What is the orientation that this new MAS government is expected to take?

It is a complex context. As organizations, we hope that it responds to those of us who have voted for it, who have guaranteed to the country the return of democracy, who have supported the fight against racism and fascism. We hope that it responds to the demands of the people, which are the demands for a constituent assembly, the plurinational state, decolonization, de-patriarchalization, deepening the construction of a non-capitalist economy, a truly anti-colonial and anti-racist education.

Those are the concrete tasks. But it will be difficult, because these landowning groups and oligarchs are going to do everything to create a context of destabilization. The paramilitaries do not disappear with the elections. It will be difficult. Difficult but possible, as long as unity is achieved between social organizations, the government, the structure of the executive, and the Congress, the Parliament, the Plurinational Assembly. In the Plurinational Assembly, according to the percentages of the election, two thirds correspond to the MAS, so deepening all the measures that were already being carried out, on that side, will be easier.

With this parliamentary majority, is a government expected to resume the continuity of the process that Evo started? Is Arce proposing any programmatic measures in particular?
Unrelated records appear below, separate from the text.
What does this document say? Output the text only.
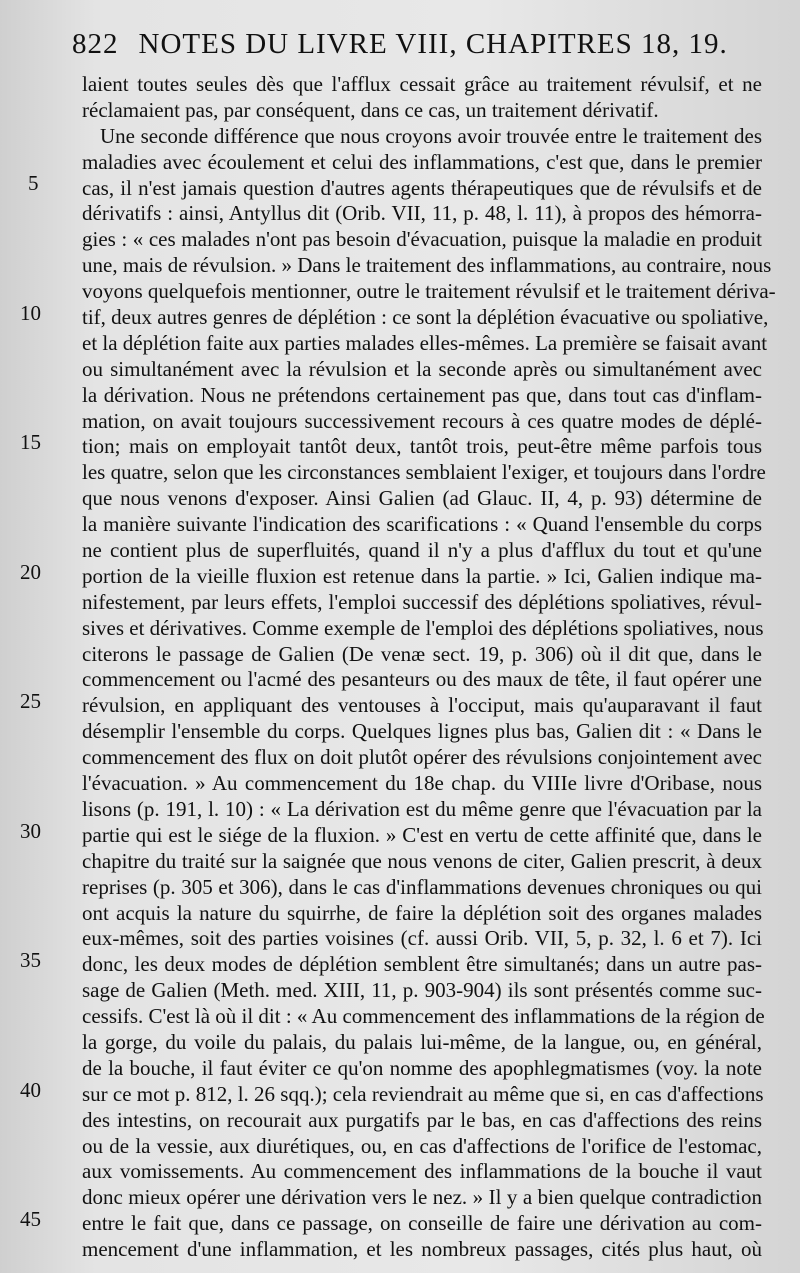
822 NOTES DU LIVRE VIII, CHAPITRES 18, 19.
laient toutes seules dès que l'afflux cessait grâce au traitement révulsif, et ne
réclamaient pas, par conséquent, dans ce cas, un traitement dérivatif.
Une seconde différence que nous croyons avoir trouvée entre le traitement des
maladies avec écoulement et celui des inflammations, c'est que, dans le premier
cas, il n'est jamais question d'autres agents thérapeutiques que de révulsifs et de
dérivatifs : ainsi, Antyllus dit (Orib. VII, 11, p. 48, l. 11), à propos des hémorra-
gies : « ces malades n'ont pas besoin d'évacuation, puisque la maladie en produit
une, mais de révulsion. » Dans le traitement des inflammations, au contraire, nous
voyons quelquefois mentionner, outre le traitement révulsif et le traitement dériva-
tif, deux autres genres de déplétion : ce sont la déplétion évacuative ou spoliative,
et la déplétion faite aux parties malades elles-mêmes. La première se faisait avant
ou simultanément avec la révulsion et la seconde après ou simultanément avec
la dérivation. Nous ne prétendons certainement pas que, dans tout cas d'inflam-
mation, on avait toujours successivement recours à ces quatre modes de déplé-
tion; mais on employait tantôt deux, tantôt trois, peut-être même parfois tous
les quatre, selon que les circonstances semblaient l'exiger, et toujours dans l'ordre
que nous venons d'exposer. Ainsi Galien (ad Glauc. II, 4, p. 93) détermine de
la manière suivante l'indication des scarifications : « Quand l'ensemble du corps
ne contient plus de superfluités, quand il n'y a plus d'afflux du tout et qu'une
portion de la vieille fluxion est retenue dans la partie. » Ici, Galien indique ma-
nifestement, par leurs effets, l'emploi successif des déplétions spoliatives, révul-
sives et dérivatives. Comme exemple de l'emploi des déplétions spoliatives, nous
citerons le passage de Galien (De venæ sect. 19, p. 306) où il dit que, dans le
commencement ou l'acmé des pesanteurs ou des maux de tête, il faut opérer une
révulsion, en appliquant des ventouses à l'occiput, mais qu'auparavant il faut
désemplir l'ensemble du corps. Quelques lignes plus bas, Galien dit : « Dans le
commencement des flux on doit plutôt opérer des révulsions conjointement avec
l'évacuation. » Au commencement du 18e chap. du VIIIe livre d'Oribase, nous
lisons (p. 191, l. 10) : « La dérivation est du même genre que l'évacuation par la
partie qui est le siége de la fluxion. » C'est en vertu de cette affinité que, dans le
chapitre du traité sur la saignée que nous venons de citer, Galien prescrit, à deux
reprises (p. 305 et 306), dans le cas d'inflammations devenues chroniques ou qui
ont acquis la nature du squirrhe, de faire la déplétion soit des organes malades
eux-mêmes, soit des parties voisines (cf. aussi Orib. VII, 5, p. 32, l. 6 et 7). Ici
donc, les deux modes de déplétion semblent être simultanés; dans un autre pas-
sage de Galien (Meth. med. XIII, 11, p. 903-904) ils sont présentés comme suc-
cessifs. C'est là où il dit : « Au commencement des inflammations de la région de
la gorge, du voile du palais, du palais lui-même, de la langue, ou, en général,
de la bouche, il faut éviter ce qu'on nomme des apophlegmatismes (voy. la note
sur ce mot p. 812, l. 26 sqq.); cela reviendrait au même que si, en cas d'affections
des intestins, on recourait aux purgatifs par le bas, en cas d'affections des reins
ou de la vessie, aux diurétiques, ou, en cas d'affections de l'orifice de l'estomac,
aux vomissements. Au commencement des inflammations de la bouche il vaut
donc mieux opérer une dérivation vers le nez. » Il y a bien quelque contradiction
entre le fait que, dans ce passage, on conseille de faire une dérivation au com-
mencement d'une inflammation, et les nombreux passages, cités plus haut, où
5
10
15
20
25
30
35
40
45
This is a government of continuity of the process of change. The process of change not in terms of the 20/25 agenda, but the process of change in terms of vivir bien, of the materialization of the plurinational state, of the construction of another economy. There are specific things in his program that have been based on the 20/25 agenda. But he has also spoken of economic transformations, of bonds to emerge from crisis ... Because, let’s not forget: we are returning to democracy after a pandemic, an unprecedented economic crisis, a devastation of the state, the enormous looting done by the de facto government in these eleven months. So Arce has raised these bonds to reactivate the economy.

They are good measures but, above all, economic reactivation is possible when there is no de facto government. It is possible if we have a comrade and some brothers in the government, and if we continue to deepen the process. We live on food, of course, but we also live on dignity. We also live with a decent education, with sufficient health. For me it is a government that deepens the process, if it is to be maintained as a government.

And regarding the problem of impunity for the pro-coup sectors, is it expected that this new government will take measures with respect to them?

When we went to vote, I think behind the ballots it said “justice”. It will not be possible to rebuild the plurinational state, to rebuild what has happened in these eleven months, if there is impunity. Impunity is something that can destabilize the government.

If the investigation processes against the de facto government and the masterminds of the coup, such as Luis Fernando Camacho, leave them unpunished, as happened with Carlos Mesa in 2003, is an attack not only against the people but against the government itself. Because they are the same. Carlos Mesa, who was responsible for the gas massacre, has never been prosecuted by the state, as he should have been. Impunity, then, is a criterion of stability for this government. Justice is a criterion of stability.

Thank you very much, Adriana. Is there anything you would like to add?

I would like to thank the social organizations of Abya Yala, the feminist organizations, the left organizations, the popular media, the medical sisters, doctors, who have been supporting us these eleven months, who have been there during the coup, who have come to denounce the violations of human rights, with their communications, with their permanent denunciation, with the breaking of the media siege. This has been a fight won by all, this is a victory for all, it would not have been possible without all those organizations. We have not been alone as a people and that must be appreciated and recognized.

Translated by International Viewpoint from Jacobin.